Keynote Speakers


Henry Liu


Dieter Rummel

International Federation

of Translators (FIT)


European Commission

DG Translation

Head of unit – Informatics

Dr Henry Liu is a consultant interpreter in English, Chinese and French.

Experienced at the highest level of professional interpreting, he has been an interpreter for heads of state and other dignitaries. He has been involved in many international conferences, including APEC, and has accompanied many missions abroad. His specialties are law, diplomacy and international trade.

More about Henry

Henry is a champion for the profession. A long time member of the New Zealand Society of Translators and Interpreters (NZSTI), he is heavily involved in professional training and setting up of professional standards and guidelines. He has been instrumental in bringing together practitioners of Maori, English, and New Zealand Sign Language. He has also been an advisor to many government departments in relation to interpreting and translation policies, access and quality issues. In 2012, he was appointed by the Chief Justice of New Zealand as special advisor to the Cross Bench Committee.

An opinionated advocate of professional organisations and a strong believer in trans-national and multidisciplinary co-operation, Henry is a Past President of NZSTI and is the current President of the International Federation of Translators (FIT).

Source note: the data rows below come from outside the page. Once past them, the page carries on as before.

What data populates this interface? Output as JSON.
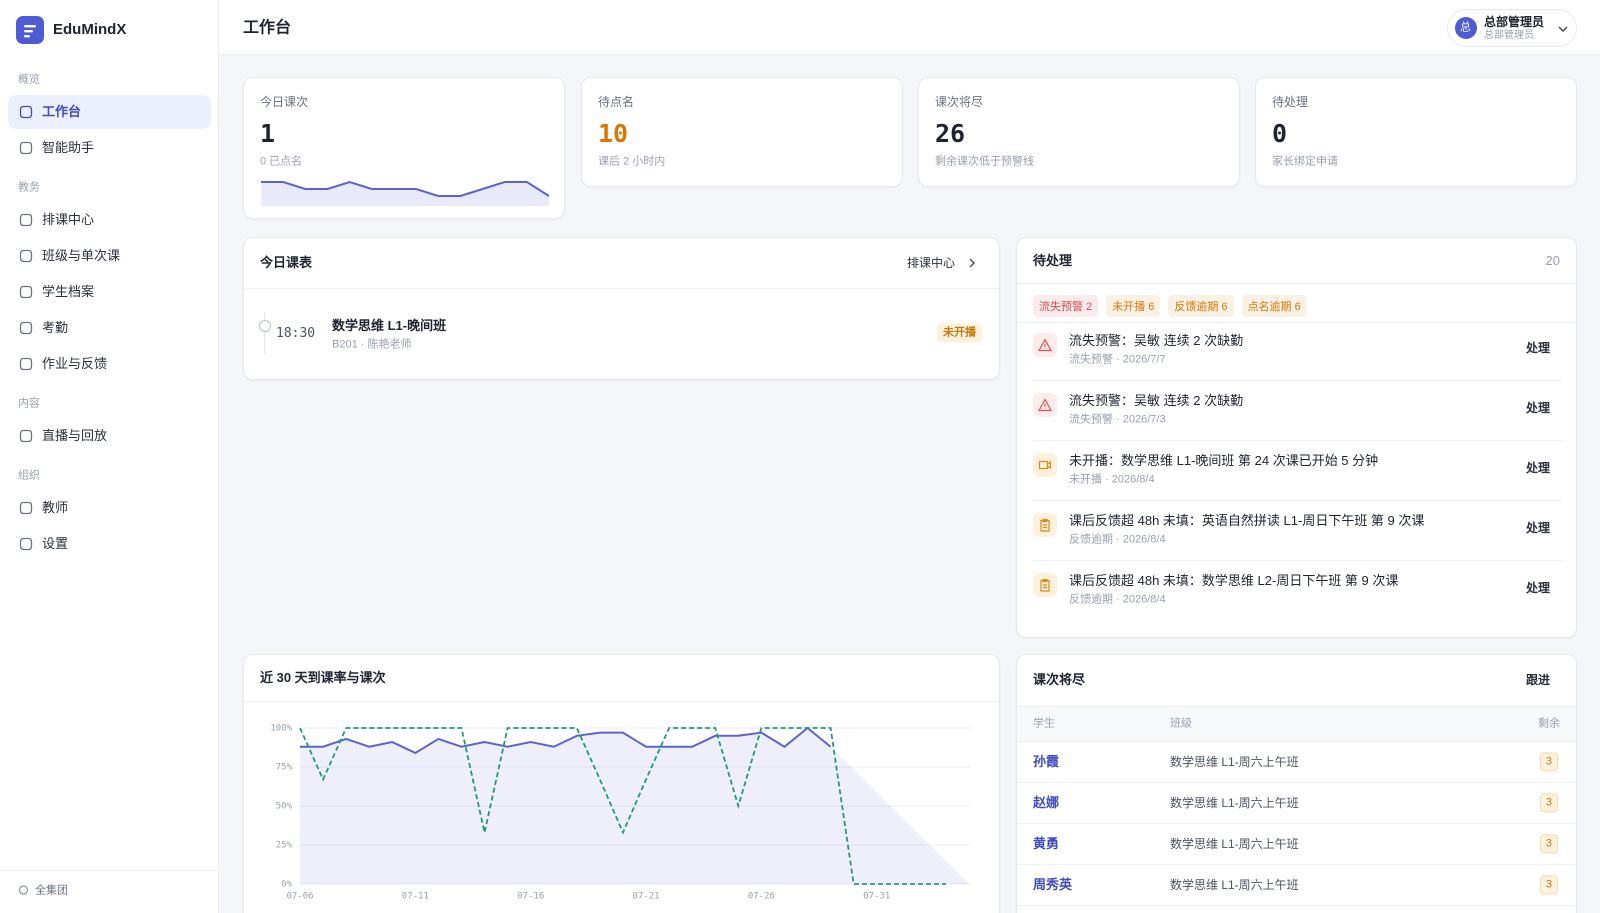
{
  "sidebar": {
    "brand": "EduMindX",
    "groups": [
      {
        "title": "概览",
        "items": [
          "工作台",
          "智能助手"
        ]
      },
      {
        "title": "教务",
        "items": [
          "排课中心",
          "班级与单次课",
          "学生档案",
          "考勤",
          "作业与反馈"
        ]
      },
      {
        "title": "内容",
        "items": [
          "直播与回放"
        ]
      },
      {
        "title": "组织",
        "items": [
          "教师",
          "设置"
        ]
      }
    ],
    "footer": "全集团"
  },
  "header": {
    "title": "工作台",
    "user": {
      "avatar": "总",
      "name": "总部管理员",
      "role": "总部管理员"
    }
  },
  "stats": [
    {
      "label": "今日课次",
      "value": 1,
      "color": "#1f2330",
      "note": "0 已点名",
      "sparkline": {
        "color": "#5b63d3",
        "values": [
          2,
          2,
          1,
          1,
          2,
          1,
          1,
          1,
          0,
          0,
          1,
          2,
          2,
          0
        ]
      }
    },
    {
      "label": "待点名",
      "value": 10,
      "color": "#d97706",
      "note": "课后 2 小时内"
    },
    {
      "label": "课次将尽",
      "value": 26,
      "color": "#1f2330",
      "note": "剩余课次低于预警线"
    },
    {
      "label": "待处理",
      "value": 0,
      "color": "#1f2330",
      "note": "家长绑定申请"
    }
  ],
  "schedule": {
    "title": "今日课表",
    "link": "排课中心",
    "items": [
      {
        "time": "18:30",
        "name": "数学思维 L1-晚间班",
        "meta": "B201 · 陈艳老师",
        "status": "未开播"
      }
    ]
  },
  "todo": {
    "title": "待处理",
    "count": 20,
    "tags": [
      {
        "text": "流失预警 2",
        "color": "#dc4c4c"
      },
      {
        "text": "未开播 6",
        "color": "#d97706"
      },
      {
        "text": "反馈逾期 6",
        "color": "#d97706"
      },
      {
        "text": "点名逾期 6",
        "color": "#d97706"
      }
    ],
    "items": [
      {
        "icon": "alert",
        "title": "流失预警：吴敏 连续 2 次缺勤",
        "meta": "流失预警 · 2026/7/7",
        "action": "处理"
      },
      {
        "icon": "alert",
        "title": "流失预警：吴敏 连续 2 次缺勤",
        "meta": "流失预警 · 2026/7/3",
        "action": "处理"
      },
      {
        "icon": "video",
        "title": "未开播：数学思维 L1-晚间班 第 24 次课已开始 5 分钟",
        "meta": "未开播 · 2026/8/4",
        "action": "处理"
      },
      {
        "icon": "clipboard",
        "title": "课后反馈超 48h 未填：英语自然拼读 L1-周日下午班 第 9 次课",
        "meta": "反馈逾期 · 2026/8/4",
        "action": "处理"
      },
      {
        "icon": "clipboard",
        "title": "课后反馈超 48h 未填：数学思维 L2-周日下午班 第 9 次课",
        "meta": "反馈逾期 · 2026/8/4",
        "action": "处理"
      }
    ]
  },
  "chart_data": {
    "type": "line",
    "title": "近 30 天到课率与课次",
    "categories": [
      "07-06",
      null,
      null,
      null,
      null,
      "07-11",
      null,
      null,
      null,
      null,
      "07-16",
      null,
      null,
      null,
      null,
      "07-21",
      null,
      null,
      null,
      null,
      "07-26",
      null,
      null,
      null,
      null,
      "07-31",
      null,
      null,
      null,
      null
    ],
    "series": [
      {
        "color": "#5b63d3",
        "area": true,
        "values": [
          88,
          88,
          93,
          88,
          91,
          84,
          93,
          88,
          91,
          88,
          91,
          88,
          95,
          97,
          97,
          88,
          88,
          88,
          95,
          95,
          97,
          88,
          100,
          88,
          null,
          null,
          null,
          null,
          null,
          0
        ]
      },
      {
        "color": "#1f9d70",
        "dash": true,
        "values": [
          100,
          67,
          100,
          100,
          100,
          100,
          100,
          100,
          33,
          100,
          100,
          100,
          100,
          67,
          33,
          67,
          100,
          100,
          100,
          50,
          100,
          100,
          100,
          100,
          0,
          0,
          0,
          0,
          0,
          null
        ]
      }
    ],
    "ylim": [
      0,
      100
    ],
    "yticks": [
      {
        "value": 0,
        "label": "0%"
      },
      {
        "value": 25,
        "label": "25%"
      },
      {
        "value": 50,
        "label": "50%"
      },
      {
        "value": 75,
        "label": "75%"
      },
      {
        "value": 100,
        "label": "100%"
      }
    ],
    "grid": true
  },
  "low_balance": {
    "title": "课次将尽",
    "action": "跟进",
    "columns": [
      "学生",
      "班级",
      "剩余"
    ],
    "rows": [
      [
        "孙霞",
        "数学思维 L1-周六上午班",
        3
      ],
      [
        "赵娜",
        "数学思维 L1-周六上午班",
        3
      ],
      [
        "黄勇",
        "数学思维 L1-周六上午班",
        3
      ],
      [
        "周秀英",
        "数学思维 L1-周六上午班",
        3
      ]
    ]
  }
}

He is the first council member from New Zealand in FIT’s 60 year history. He was elected onto the FIT Council at the 2008 Shanghai Congress with the 4th highest vote, and onto the Executive Council and Vice-President at the 2011 San Francisco Congress. He is the 13th President of FIT and the first from New Zealand.

He is an active interpreting and translation educator locally, regionally and internationally. Henry has given Keynote addresses in major T&I conferences in Oceania, North America, Europe, Asia and Latin America. He gave the keynote opening at this year’s JIAMCATT in Geneva.

After studies in Philology and Philosophy and training in IT and computer programming Dieter started his career in the development team for the European Commission’s Euramis (European multilingual information system) project in 1995. The project implemented – among other things – a large scale translation memory database that is still used today by translators in the language services of the EU.

More about Dieter

In 2000 Dieter joined the Translation Centre for the Bodies of the EU, an EU Agency that provides translation services to other decentralised EU agencies. Here Dieter was initially responsible for language technology before he headed the Translation Support Department that provides technical, linguistic and organizational services to the Centre’s translators.

During his time at the Centre Dieter got involved in the interinstitutional cooperation between the language services of the EU that tries to identify synergies and cost savings by sharing working methods and IT tools. His most important contribution in this context was the management the IATE project for the creation of a single, interinstitutional terminology database. IATE has been used by EU terminologist since 2004 as a common platform for collaborative terminology work. Its public site – – was launched in 2007.

In 2014 Dieter returned to the European Commission as the Head of the Informatics Unit in the Directorate General for Translation (DGT). His unit develops and maintains workflow and language applications for the translators, support colleagues and managers of DGT. A number of language applications are, besides that, shared with other EU language services in the framework of interinstitutional cooperation. The hot topics for the IT unit in DGT are currently machine translation and the definition of a flexible and sustainable computer assisted translation environment.

Read the abstract of Henry's Keynote
Asset Bubbles, Derivatives, Crisis and Translation. But I won’t talk about Brexit!

Many people, including our colleagues, predict that the advancement of automated translation and ever more sophisticated algorithms and artificial intelligence will mean the end of translation and interpreting as professions. Despite an ever deepening crisis, with tumbling remuneration to individual practitioners, there is rapid proliferation of translation and interpreting training programmes around the world and LSPs are sold at astonishingly record sums. Does it sound familiar? In this keynote, to be delivered at the prestigious AsLing gathering in the heart of one of the major global finance hubs, the President of FIT will draw on the experience and learning from the 2007 global financial crisis and apply them towards rebalancing the power dynamics within and without this critically important profession, as well as developing strategies in the face of such disruption.

Read the abstract of Dieter's Keynote
Will curiosity kill the CAT? – Thoughts on the future of the computer assisted translation environment

IT tools and translation have become, for better or worse, inseparable. Generally speaking, technological progress is producing more and niftier tools at an accelerated pace: what seemed impossible a few years ago is today available on even the dumbest smart phone. Still, the classical CAT tool paradigm and user interface has barely changed over the last 20 years. The underlying problems of data quality and integrity and are still around. And (some) translators maintain a rather strained relationship with the tools that are allegedly there to help them.The keynote will offer some thoughts on this situation from the perspective of a very big, but maybe not entirely a-typical, translation service.